Mark Daniels Jr. was born to fish. Of course you might say the same thing about any Bassmaster Elite Series angler. But there’s a special story behind why that statement is particularly true about the angler known as MDJ.

Today I had the good fortune of meeting MDS, or Mark Daniels Sr. He’s a 63 year-old native of the San Francisco Bay area, manager of a WORLDPAC auto parts warehouse there, and father of four. Daniels Jr. is the baby of the family, with three older sisters.  

I’ll let Daniels Sr. tell the story of why MDJ is a natural fisherman.

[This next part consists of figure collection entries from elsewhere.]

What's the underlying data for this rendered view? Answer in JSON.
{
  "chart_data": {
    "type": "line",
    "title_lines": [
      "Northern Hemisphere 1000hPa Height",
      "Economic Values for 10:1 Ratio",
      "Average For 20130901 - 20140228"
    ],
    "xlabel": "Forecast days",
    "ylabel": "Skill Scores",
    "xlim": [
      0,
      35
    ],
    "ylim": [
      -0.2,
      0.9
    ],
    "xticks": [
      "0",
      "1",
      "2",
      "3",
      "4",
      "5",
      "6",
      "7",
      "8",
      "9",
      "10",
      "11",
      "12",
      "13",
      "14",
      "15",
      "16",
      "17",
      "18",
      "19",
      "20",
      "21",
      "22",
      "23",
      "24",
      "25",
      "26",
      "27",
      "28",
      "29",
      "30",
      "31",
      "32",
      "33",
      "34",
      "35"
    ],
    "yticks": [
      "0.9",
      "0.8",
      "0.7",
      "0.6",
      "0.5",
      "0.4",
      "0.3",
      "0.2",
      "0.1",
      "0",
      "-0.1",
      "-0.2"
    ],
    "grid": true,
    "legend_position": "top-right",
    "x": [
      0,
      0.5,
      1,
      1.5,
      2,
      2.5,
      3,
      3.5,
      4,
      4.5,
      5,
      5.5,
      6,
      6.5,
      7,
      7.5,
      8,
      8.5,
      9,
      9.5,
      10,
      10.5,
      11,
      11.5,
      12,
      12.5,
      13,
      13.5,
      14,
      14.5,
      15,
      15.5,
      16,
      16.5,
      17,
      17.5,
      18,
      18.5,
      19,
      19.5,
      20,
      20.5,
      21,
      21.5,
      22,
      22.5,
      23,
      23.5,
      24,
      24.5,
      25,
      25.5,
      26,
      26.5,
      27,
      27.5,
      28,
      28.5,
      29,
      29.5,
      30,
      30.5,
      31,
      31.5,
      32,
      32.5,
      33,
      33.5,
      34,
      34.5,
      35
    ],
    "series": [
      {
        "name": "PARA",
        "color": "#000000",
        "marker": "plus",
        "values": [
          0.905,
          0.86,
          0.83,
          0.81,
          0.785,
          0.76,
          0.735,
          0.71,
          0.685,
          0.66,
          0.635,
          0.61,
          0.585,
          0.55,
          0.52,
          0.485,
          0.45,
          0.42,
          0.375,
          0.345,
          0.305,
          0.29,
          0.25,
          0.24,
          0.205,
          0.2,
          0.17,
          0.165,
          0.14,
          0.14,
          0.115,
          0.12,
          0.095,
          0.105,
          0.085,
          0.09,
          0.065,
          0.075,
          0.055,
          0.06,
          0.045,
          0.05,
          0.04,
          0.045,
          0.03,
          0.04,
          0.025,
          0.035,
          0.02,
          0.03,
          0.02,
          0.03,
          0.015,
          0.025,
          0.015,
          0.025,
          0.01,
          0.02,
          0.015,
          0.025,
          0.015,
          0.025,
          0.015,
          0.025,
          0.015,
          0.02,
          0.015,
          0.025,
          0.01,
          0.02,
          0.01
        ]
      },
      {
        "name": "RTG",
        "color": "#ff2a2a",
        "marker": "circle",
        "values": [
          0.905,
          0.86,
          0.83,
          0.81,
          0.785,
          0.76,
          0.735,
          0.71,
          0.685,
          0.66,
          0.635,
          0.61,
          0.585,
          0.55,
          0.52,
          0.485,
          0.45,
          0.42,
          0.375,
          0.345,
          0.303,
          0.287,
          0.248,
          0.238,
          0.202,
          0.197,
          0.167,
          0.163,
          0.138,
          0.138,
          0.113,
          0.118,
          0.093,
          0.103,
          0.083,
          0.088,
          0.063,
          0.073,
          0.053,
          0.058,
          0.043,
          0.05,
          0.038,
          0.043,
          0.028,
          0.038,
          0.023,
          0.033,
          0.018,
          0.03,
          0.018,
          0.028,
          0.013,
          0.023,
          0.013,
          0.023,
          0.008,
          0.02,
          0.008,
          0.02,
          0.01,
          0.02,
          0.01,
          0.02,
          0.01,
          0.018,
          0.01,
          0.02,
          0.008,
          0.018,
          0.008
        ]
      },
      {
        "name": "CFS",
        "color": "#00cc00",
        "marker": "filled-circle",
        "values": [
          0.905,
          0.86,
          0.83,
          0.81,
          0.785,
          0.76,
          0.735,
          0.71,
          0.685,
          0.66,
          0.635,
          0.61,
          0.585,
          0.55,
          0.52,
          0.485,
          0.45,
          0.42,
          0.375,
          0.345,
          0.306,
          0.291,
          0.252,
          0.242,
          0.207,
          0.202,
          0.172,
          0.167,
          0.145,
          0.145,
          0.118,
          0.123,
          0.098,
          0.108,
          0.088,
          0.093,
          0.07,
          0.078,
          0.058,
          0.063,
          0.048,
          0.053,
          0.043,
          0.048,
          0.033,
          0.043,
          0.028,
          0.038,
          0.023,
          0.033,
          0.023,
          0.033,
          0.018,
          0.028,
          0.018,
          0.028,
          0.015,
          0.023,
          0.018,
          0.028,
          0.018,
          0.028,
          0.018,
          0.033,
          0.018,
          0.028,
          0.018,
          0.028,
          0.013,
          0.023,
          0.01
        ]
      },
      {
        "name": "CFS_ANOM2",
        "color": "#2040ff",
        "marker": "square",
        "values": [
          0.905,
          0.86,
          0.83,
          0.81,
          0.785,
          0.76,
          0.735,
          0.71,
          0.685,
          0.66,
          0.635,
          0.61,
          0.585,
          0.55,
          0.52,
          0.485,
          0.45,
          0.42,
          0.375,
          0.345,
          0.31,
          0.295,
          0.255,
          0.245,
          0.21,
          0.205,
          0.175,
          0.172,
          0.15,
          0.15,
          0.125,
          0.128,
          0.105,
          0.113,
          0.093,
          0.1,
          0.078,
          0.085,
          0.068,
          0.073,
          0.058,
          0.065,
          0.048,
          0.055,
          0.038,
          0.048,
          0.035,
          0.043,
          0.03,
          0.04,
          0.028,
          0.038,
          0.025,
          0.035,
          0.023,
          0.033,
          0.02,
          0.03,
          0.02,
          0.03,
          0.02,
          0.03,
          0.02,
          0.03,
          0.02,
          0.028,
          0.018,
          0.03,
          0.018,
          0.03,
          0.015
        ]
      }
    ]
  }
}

“I met Mark’s mom in 1978. She was a very attractive woman. I didn’t want to take her to clubs or parties where she’d meet other guys, so we went fishing. We started going up to the California Delta to camp and fish. I believe Mark was conceived on one of those trips. During the time she was pregnant with him we did a lot of camping and fishing there. Before he was even born Mark was hearing sounds of the outdoors—fish being caught, boats bumping up against rocks, rain hitting on the tent. I believe, and scientists believe, that kind of thing during a pregnancy affects how a kid turns out. He was literally born to fish.”

After Daniels Jr. arrived it didn’t take dad long to get him on the water.  

“Mark started walking very early, at eight months. That’s when I first took him fishing. From then on he went with me every time I fished with friends.”

Daniels Sr. grew up fishing too.

“I started fishing very young. It saved my life, kept me out of trouble. That’s why I was so bent on getting Mark fishing. But I didn’t really have to work at it. From when Mark first learned to talk, all he’d talk about was fishing. Every day he’d say, ‘daddy can we go fishing?’ I started using it against him, telling him we’ll only go fishing after he got his homework done. And he’d get it done, no problem.

“I knew very early on he would work in the fishing industry. I didn’t know how or what he’d do. Maybe he’d be a commercial fisherman, or work for an engine company. But at age 12 it became clear to him. He’d be a competitive angler.”

Daniels Sr. wasn’t like many parents who thought it crazy for a child to dream of fishing professionally.

“I pushed him to follow his heart. His mom wanted him to go to college.”

Daniels Jr. did both. He got a degree in agricultural biology from Tuskegee University in Alabama and then worked for the State of California in an agricultural field office. He fished tournaments every chance he got. That is until Daniels Jr. won The Bass Federation National Championship in 2013, which included $5,000 and a new Ranger Boat. 

Daniels Jr. quit his state job and embarked on a professional fishing career. This is his second year on the Elite Series.

Daniels Sr. hopes to attend at least two Elite tournaments this year—the Toyota TexasFest at Lake Travis, and the St. Lawrence River tournament in New York.  And he may get to do a little fishing there himself.

“I want to catch some of those big smallies up there,” he said.

After one day of the 2018 GEICO Bassmaster Classic presented by DICK’S Sporting Goods, Daniels Jr. sits in eighth place with 15 pounds, 14 ounces, and he had the biggest bass of the day, a 6-11 giant (he eventually finished the Classic in 15th place, with 40 pounds 10 ounces).

That’s no surprise to his dad. “I’m his number one fan,” Daniels Sr. said. “Second to none.”